Inevitably, the issue reached the Supreme Court. Its response should leave us feeling queasy.
In a 1901 case involving tariffs on oranges from Puerto Rico that had nothing to do with citizenship, key Justices nonetheless opined on the racial fitness of residents of the territories to be citizens. Justice Henry Billings Brown—the author of Plessy v. Ferguson—
rejected birthright citizenship for territorial inhabitants’ “children thereafter born, whether savages or civilized.” Justice Edward Douglas White expressed concern about “bestowal of citizenship on those absolutely unfit to receive it.”
Three years later, the Supreme Court directly faced the question of citizenship. Immigration officials had excluded a Puerto Rican woman as an undesirable alien. She contended that Puerto Ricans were citizens; the federal government argued they were not. The Supreme Court blinked, expressly dodging the question of citizenship and declaring only that Gonzales was not an “alien.”
Every administration since has taken this as a wink and a nod that it need not recognize people born in overseas territories as citizens. Now, more than a century after McKinley carved an “unconstitutional exception” to birthright citizenship, federal law continues to classify people born in overseas U.S. territories as “non-citizen U.S. nationals” unless Congress says otherwise.
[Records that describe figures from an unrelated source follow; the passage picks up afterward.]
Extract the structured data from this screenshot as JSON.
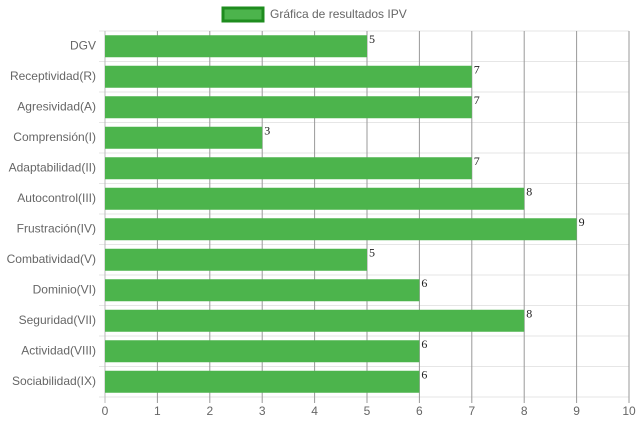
{
  "chart_data": {
    "type": "bar",
    "orientation": "horizontal",
    "legend": "top",
    "categories": [
      "DGV",
      "Receptividad(R)",
      "Agresividad(A)",
      "Comprensión(I)",
      "Adaptabilidad(II)",
      "Autocontrol(III)",
      "Frustración(IV)",
      "Combatividad(V)",
      "Dominio(VI)",
      "Seguridad(VII)",
      "Actividad(VIII)",
      "Sociabilidad(IX)"
    ],
    "series": [
      {
        "name": "Gráfica de resultados IPV",
        "color": "#4cb44c",
        "border_color": "#1e8c1e",
        "values": [
          5,
          7,
          7,
          3,
          7,
          8,
          9,
          5,
          6,
          8,
          6,
          6
        ]
      }
    ],
    "xlim": [
      0,
      10
    ],
    "xticks": [
      0,
      1,
      2,
      3,
      4,
      5,
      6,
      7,
      8,
      9,
      10
    ],
    "grid": true
  }
}
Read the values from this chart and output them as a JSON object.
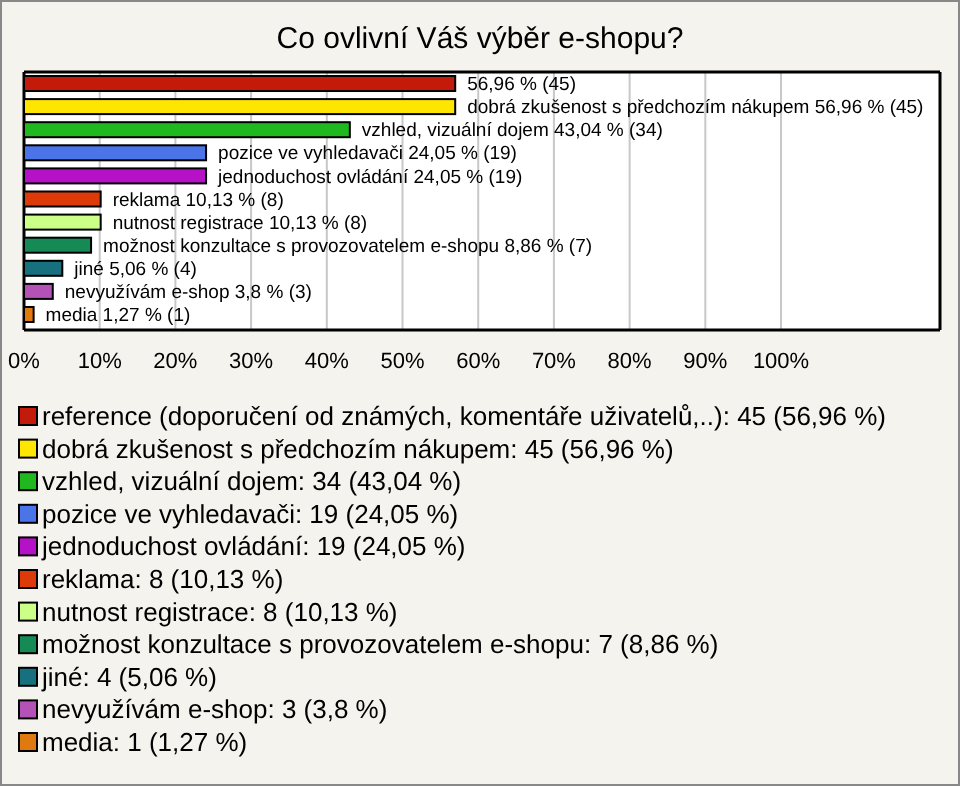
{
  "chart_data": {
    "type": "bar",
    "orientation": "horizontal",
    "title": "Co ovlivní Váš výběr e-shopu?",
    "categories": [
      null,
      null,
      null,
      null,
      null,
      null,
      null,
      null,
      null,
      null,
      null
    ],
    "values": [
      56.96,
      56.96,
      43.04,
      24.05,
      24.05,
      10.13,
      10.13,
      8.86,
      5.06,
      3.8,
      1.27
    ],
    "value_labels": [
      "56,96 % (45)",
      "dobrá zkušenost s předchozím nákupem 56,96 % (45)",
      "vzhled, vizuální dojem 43,04 % (34)",
      "pozice ve vyhledavači 24,05 % (19)",
      "jednoduchost ovládání 24,05 % (19)",
      "reklama 10,13 % (8)",
      "nutnost registrace 10,13 % (8)",
      "možnost konzultace s provozovatelem e-shopu 8,86 % (7)",
      "jiné 5,06 % (4)",
      "nevyužívám e-shop 3,8 % (3)",
      "media 1,27 % (1)"
    ],
    "colors": [
      "#c41a0a",
      "#ffe600",
      "#1fb81f",
      "#4a74e8",
      "#b512c8",
      "#dd3a0a",
      "#ccff88",
      "#158a55",
      "#16707e",
      "#b452b8",
      "#e07a10"
    ],
    "annotations": [
      "reference (doporučení od známých, komentáře uživatelů,..): 45 (56,96 %)",
      "dobrá zkušenost s předchozím nákupem: 45 (56,96 %)",
      "vzhled, vizuální dojem: 34 (43,04 %)",
      "pozice ve vyhledavači: 19 (24,05 %)",
      "jednoduchost ovládání: 19 (24,05 %)",
      "reklama: 8 (10,13 %)",
      "nutnost registrace: 8 (10,13 %)",
      "možnost konzultace s provozovatelem e-shopu: 7 (8,86 %)",
      "jiné: 4 (5,06 %)",
      "nevyužívám e-shop: 3 (3,8 %)",
      "media: 1 (1,27 %)"
    ],
    "xlim": [
      0,
      121
    ],
    "xticks": [
      {
        "value": 0,
        "label": "0%"
      },
      {
        "value": 10,
        "label": "10%"
      },
      {
        "value": 20,
        "label": "20%"
      },
      {
        "value": 30,
        "label": "30%"
      },
      {
        "value": 40,
        "label": "40%"
      },
      {
        "value": 50,
        "label": "50%"
      },
      {
        "value": 60,
        "label": "60%"
      },
      {
        "value": 70,
        "label": "70%"
      },
      {
        "value": 80,
        "label": "80%"
      },
      {
        "value": 90,
        "label": "90%"
      },
      {
        "value": 100,
        "label": "100%"
      }
    ],
    "tick_labels": "x",
    "grid": "x"
  }
}
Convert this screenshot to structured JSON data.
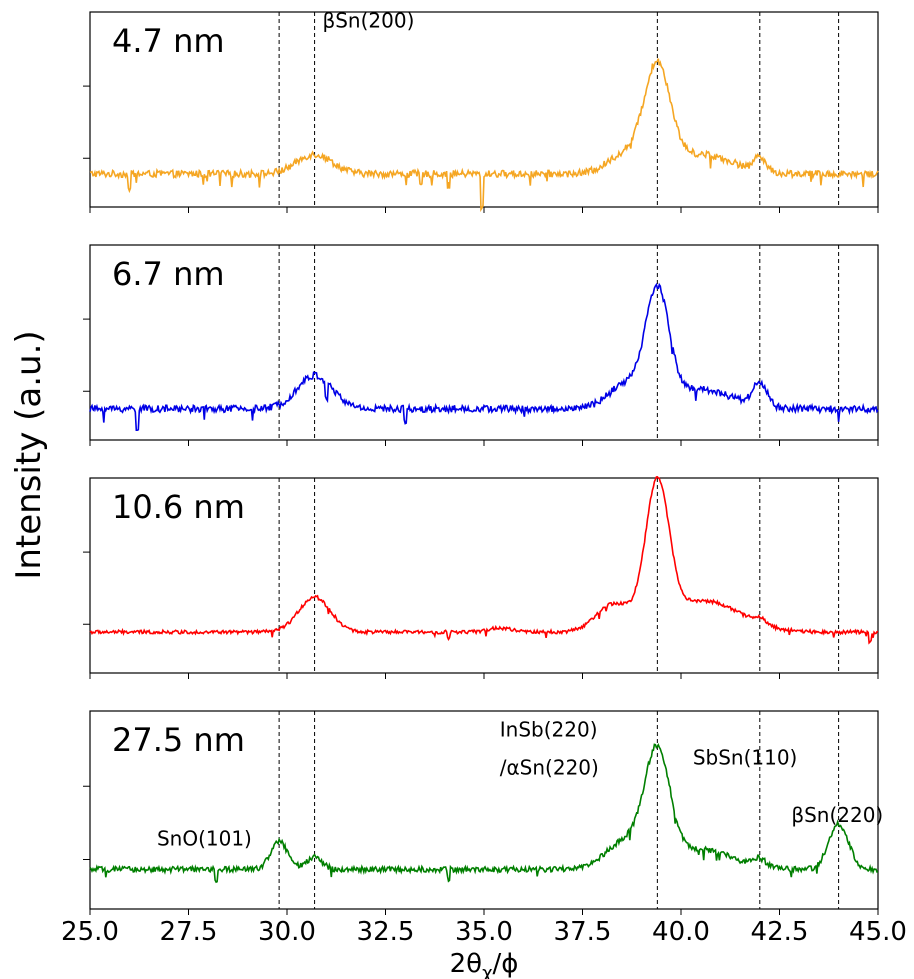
{
  "chart_data": {
    "type": "line",
    "ylabel": "Intensity (a.u.)",
    "xlabel_main": "2θ",
    "xlabel_sub": "χ",
    "xlabel_tail": "/ϕ",
    "xlim": [
      25.0,
      45.0
    ],
    "xticks": [
      "25.0",
      "27.5",
      "30.0",
      "32.5",
      "35.0",
      "37.5",
      "40.0",
      "42.5",
      "45.0"
    ],
    "xtick_values": [
      25.0,
      27.5,
      30.0,
      32.5,
      35.0,
      37.5,
      40.0,
      42.5,
      45.0
    ],
    "reference_lines": [
      29.8,
      30.7,
      39.4,
      42.0,
      44.0
    ],
    "annotations": [
      {
        "panel": 0,
        "text": "βSn(200)",
        "x": 30.9,
        "y": 0.92
      },
      {
        "panel": 3,
        "text": "SnO(101)",
        "x": 26.7,
        "y": 0.32
      },
      {
        "panel": 3,
        "text": "InSb(220)",
        "x": 35.4,
        "y": 0.87
      },
      {
        "panel": 3,
        "text": "/αSn(220)",
        "x": 35.4,
        "y": 0.68
      },
      {
        "panel": 3,
        "text": "SbSn(110)",
        "x": 40.3,
        "y": 0.73
      },
      {
        "panel": 3,
        "text": "βSn(220)",
        "x": 42.8,
        "y": 0.44
      }
    ],
    "panels": [
      {
        "label": "4.7 nm",
        "color": "#f5a623",
        "noise": 0.018,
        "base": 0.17,
        "peaks": [
          [
            30.7,
            0.1,
            0.45
          ],
          [
            38.6,
            0.1,
            0.45
          ],
          [
            39.4,
            0.52,
            0.33
          ],
          [
            40.5,
            0.1,
            0.8
          ],
          [
            42.0,
            0.08,
            0.14
          ]
        ],
        "dips": [
          [
            34.95,
            0.18
          ],
          [
            34.1,
            0.06
          ],
          [
            33.4,
            0.06
          ],
          [
            26.0,
            0.08
          ]
        ]
      },
      {
        "label": "6.7 nm",
        "color": "#0000e6",
        "noise": 0.018,
        "base": 0.16,
        "peaks": [
          [
            30.7,
            0.17,
            0.45
          ],
          [
            38.6,
            0.12,
            0.45
          ],
          [
            39.4,
            0.57,
            0.3
          ],
          [
            40.5,
            0.1,
            0.8
          ],
          [
            42.0,
            0.12,
            0.18
          ]
        ],
        "dips": [
          [
            26.2,
            0.1
          ],
          [
            31.0,
            0.08
          ],
          [
            33.0,
            0.06
          ]
        ]
      },
      {
        "label": "10.6 nm",
        "color": "#ff0000",
        "noise": 0.009,
        "base": 0.21,
        "peaks": [
          [
            30.7,
            0.18,
            0.4
          ],
          [
            38.3,
            0.14,
            0.45
          ],
          [
            39.4,
            0.72,
            0.3
          ],
          [
            40.6,
            0.16,
            0.9
          ],
          [
            42.0,
            0.03,
            0.15
          ],
          [
            35.4,
            0.02,
            0.3
          ]
        ],
        "dips": [
          [
            44.8,
            0.05
          ],
          [
            34.1,
            0.03
          ]
        ]
      },
      {
        "label": "27.5 nm",
        "color": "#007f00",
        "noise": 0.014,
        "base": 0.2,
        "peaks": [
          [
            29.8,
            0.14,
            0.22
          ],
          [
            30.7,
            0.06,
            0.2
          ],
          [
            38.6,
            0.14,
            0.5
          ],
          [
            39.4,
            0.55,
            0.32
          ],
          [
            40.5,
            0.1,
            0.8
          ],
          [
            42.0,
            0.04,
            0.16
          ],
          [
            44.0,
            0.23,
            0.25
          ]
        ],
        "dips": [
          [
            28.2,
            0.06
          ],
          [
            34.1,
            0.05
          ]
        ]
      }
    ]
  }
}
Next week a group of passport-holding, tax-paying Americans living in Utah who are labeled non-citizens because they were born in American Samoa will have their day in court. They will ask a federal judge to reject the idea that the political branches can redefine the Citizenship Clause.
We remain optimistic the courts will ultimately recognize that the Citizenship Clause means what it says when it comes to birthright citizenship in U.S. territories.
But this history offers an important lesson.
Americans shouldn’t casually dismiss the threat of a president or Congress redefining the Citizenship Clause to exclude disfavored groups. When political imperatives and racial hostility mix together, the Supreme Court cannot always be relied on to defend the Constitution’s guarantee of birthright citizenship.
Unilateral executive action narrowed constitutional birthright citizenship once before, and we are still living with the consequences.